The Champions League returns this week following a two month break. Once again, the question on every football fan's lips is who will be champion of Europe?
The last four winners have all been Spanish sides, with Barcelona winning in the midst of Real Madrid's three in four years. There can be little argument Los Blancos have been top of the heap after that run. Until Madrid beat Juventus in last year's final, no club in the Champions League era had successfully defended the crown. You must go as far back as Arrigo Sacchi's AC Milan side that won in 1989 and 1990 to find a team that had ruled Europe for two years in succession.
The Merengues have excelled since Zinedine Zidane was appointed as manager in January 2016. Despite a disappointing beginning to the 2017/18 campaign, both domestically and in the group stage, Real finds itself seven games from becoming the first team in history to win three consecutive European crowns on two occasions. Ajax Amsterdam and Bayern Munich both won three in a row in the 1970s. Real Madrid themselves won the first five editions of the European Cup from 1956-60. Is such a momentous achievement in Zidane's side this season?
There's no doubt that Real is among the teams that can win the Champions League. In fact, the team's up-and-down performance this campaign renders it the only title they can realistically capture.
Player for player, Real Madrid can line up with any squad. It has world class players all over the field. That said, those players have struggled with injury and form. Domestically they are 17 points behind Barcelona. Three weeks ago they were eliminated in the quarter-finals of the Copa del Rey in embarrassing fashion by Leganes. Blame has been cast in many directions. Mostly, however, it has landed at the manager's feet.
Zizou had a wonderful first 18 months in charge. When he took over, the club was in a similar position to its current strait. Struggling in the league, out of the Copa (due to an infamous disqualification after playing a suspended Denis Cheryshev), the Frenchman moved up from Real Madrid Castilla, the B side, to replace Rafael Benitez. He things turned around immediately. Barcelona still won the league but the gap closed and Zidane took Real to its 11th Champions League title. Last season, he went one better, reclaiming La Liga supremacy while defending his Champions League crown.

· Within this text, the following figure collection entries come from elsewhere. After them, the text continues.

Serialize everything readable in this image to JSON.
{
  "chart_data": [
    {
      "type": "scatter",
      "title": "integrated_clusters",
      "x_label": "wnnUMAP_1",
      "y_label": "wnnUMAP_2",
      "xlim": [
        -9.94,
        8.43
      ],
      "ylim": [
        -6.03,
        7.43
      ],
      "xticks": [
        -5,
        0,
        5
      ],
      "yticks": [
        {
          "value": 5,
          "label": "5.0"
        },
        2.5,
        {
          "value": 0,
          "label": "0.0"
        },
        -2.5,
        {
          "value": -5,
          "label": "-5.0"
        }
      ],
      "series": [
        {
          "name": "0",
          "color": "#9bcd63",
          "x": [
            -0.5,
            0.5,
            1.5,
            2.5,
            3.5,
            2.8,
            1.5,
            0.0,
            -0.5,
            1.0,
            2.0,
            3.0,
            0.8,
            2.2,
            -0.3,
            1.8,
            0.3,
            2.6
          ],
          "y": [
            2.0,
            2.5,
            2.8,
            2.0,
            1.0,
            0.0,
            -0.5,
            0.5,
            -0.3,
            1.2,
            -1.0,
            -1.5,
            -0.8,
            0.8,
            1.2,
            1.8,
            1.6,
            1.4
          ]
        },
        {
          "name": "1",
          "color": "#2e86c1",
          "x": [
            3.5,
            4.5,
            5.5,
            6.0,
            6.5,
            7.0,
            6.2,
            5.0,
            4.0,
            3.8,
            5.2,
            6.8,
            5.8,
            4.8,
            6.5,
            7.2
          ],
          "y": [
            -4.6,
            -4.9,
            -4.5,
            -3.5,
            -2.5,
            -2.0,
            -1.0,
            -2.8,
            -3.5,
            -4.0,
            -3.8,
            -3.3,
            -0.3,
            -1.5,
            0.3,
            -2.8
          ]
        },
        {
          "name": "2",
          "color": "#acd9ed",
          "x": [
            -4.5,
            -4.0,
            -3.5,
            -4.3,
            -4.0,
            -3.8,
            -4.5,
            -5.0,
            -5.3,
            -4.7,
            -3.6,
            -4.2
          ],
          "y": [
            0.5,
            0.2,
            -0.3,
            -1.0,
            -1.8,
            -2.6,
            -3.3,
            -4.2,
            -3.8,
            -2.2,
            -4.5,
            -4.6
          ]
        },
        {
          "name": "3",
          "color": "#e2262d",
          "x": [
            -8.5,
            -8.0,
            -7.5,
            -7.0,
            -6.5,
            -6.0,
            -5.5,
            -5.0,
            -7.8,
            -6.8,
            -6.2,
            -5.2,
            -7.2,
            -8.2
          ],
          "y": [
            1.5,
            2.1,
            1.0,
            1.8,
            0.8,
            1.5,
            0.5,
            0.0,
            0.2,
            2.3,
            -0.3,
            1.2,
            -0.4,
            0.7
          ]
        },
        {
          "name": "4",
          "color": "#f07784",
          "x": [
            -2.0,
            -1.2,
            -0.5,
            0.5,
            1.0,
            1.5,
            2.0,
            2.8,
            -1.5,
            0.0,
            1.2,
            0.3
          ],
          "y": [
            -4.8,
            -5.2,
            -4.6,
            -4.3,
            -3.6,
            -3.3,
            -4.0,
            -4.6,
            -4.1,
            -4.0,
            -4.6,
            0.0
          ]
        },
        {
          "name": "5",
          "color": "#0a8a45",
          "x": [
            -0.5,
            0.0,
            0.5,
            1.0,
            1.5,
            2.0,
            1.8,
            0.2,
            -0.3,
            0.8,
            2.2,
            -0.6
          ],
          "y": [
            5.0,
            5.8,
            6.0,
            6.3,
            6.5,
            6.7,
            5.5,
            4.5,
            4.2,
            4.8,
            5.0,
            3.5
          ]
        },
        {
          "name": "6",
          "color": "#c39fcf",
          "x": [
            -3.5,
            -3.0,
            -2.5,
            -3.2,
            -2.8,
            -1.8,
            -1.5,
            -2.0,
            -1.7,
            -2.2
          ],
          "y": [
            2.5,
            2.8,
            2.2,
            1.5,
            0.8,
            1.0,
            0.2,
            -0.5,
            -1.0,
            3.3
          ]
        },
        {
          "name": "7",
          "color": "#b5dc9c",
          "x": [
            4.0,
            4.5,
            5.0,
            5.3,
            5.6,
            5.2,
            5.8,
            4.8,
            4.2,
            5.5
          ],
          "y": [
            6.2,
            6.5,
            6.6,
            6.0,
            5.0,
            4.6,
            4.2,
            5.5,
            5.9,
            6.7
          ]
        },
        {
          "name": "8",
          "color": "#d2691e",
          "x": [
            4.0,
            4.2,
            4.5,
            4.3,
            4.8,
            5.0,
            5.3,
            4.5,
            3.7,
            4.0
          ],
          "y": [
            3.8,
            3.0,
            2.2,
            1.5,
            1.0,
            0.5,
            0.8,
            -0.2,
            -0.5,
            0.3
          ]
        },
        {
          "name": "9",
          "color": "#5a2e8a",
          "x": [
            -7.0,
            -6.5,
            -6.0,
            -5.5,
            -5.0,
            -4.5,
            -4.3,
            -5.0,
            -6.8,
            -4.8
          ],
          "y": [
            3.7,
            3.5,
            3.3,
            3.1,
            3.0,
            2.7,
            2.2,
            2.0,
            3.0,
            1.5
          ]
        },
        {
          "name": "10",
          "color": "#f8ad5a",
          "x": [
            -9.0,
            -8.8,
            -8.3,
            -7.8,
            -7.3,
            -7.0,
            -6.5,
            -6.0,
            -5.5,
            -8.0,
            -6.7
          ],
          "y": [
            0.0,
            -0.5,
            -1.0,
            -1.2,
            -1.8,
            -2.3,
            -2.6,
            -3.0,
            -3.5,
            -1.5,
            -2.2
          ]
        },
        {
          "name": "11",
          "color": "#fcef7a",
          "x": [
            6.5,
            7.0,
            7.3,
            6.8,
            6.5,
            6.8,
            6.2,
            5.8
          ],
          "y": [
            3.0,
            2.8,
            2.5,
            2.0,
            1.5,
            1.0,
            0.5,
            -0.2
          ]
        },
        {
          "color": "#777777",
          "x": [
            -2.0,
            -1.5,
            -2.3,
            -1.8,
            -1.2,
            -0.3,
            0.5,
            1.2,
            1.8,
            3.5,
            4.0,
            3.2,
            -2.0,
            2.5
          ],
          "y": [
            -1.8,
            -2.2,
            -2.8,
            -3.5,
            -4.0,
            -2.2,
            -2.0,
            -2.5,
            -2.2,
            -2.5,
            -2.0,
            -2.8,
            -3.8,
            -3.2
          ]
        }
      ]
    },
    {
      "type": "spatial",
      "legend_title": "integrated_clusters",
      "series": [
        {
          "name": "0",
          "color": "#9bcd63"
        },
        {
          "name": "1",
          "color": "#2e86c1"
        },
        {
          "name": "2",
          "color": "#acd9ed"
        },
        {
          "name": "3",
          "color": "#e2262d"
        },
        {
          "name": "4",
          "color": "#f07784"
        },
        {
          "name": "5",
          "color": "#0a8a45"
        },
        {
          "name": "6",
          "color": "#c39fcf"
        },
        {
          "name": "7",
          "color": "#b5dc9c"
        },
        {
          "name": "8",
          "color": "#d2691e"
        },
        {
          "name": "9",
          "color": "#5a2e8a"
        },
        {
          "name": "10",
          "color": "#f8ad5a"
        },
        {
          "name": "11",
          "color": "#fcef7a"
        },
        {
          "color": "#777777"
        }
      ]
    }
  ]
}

What has gone wrong this season? At first, Zidane didn't make that many changes from what Benitez had been doing. He freed up the attack somewhat but the biggest difference was his command as a respected club legend. Now that he has been in the job for over two years, his personnel decisions, letting veteran leadership go without singing cover, has people wondering if he's caught the infamous third season syndrome? Technically, it's only been one full campaign and two halves, so it might be a sophomore slump. Tough to tell.
If the pressure wasn't ratcheted up sufficiently, Zidane is walking into the most difficult draw he could have been given in this round: Paris Saint-Germain. PSG has been desperate to take their reputation to the next level in recent years. It hasn't come off but the Qatari-owned club has gone all in to the tune of €400 million on Neymar and Kylian Mbappe to make it happen. Zizou's squad will have its hands full.
With stratospheric expectations at both clubs, the tie is shaping up as one where the losing manager will be shown the door. A career-ending match for you WWE fans. If Madrid can find ts way past PSG, it can beat anyone. The problem is inconsistency has been its biggest enemy in 2017/18. If the players fail to show up in a game against any of Europe's giants, a third successive Champions League title can be counted out.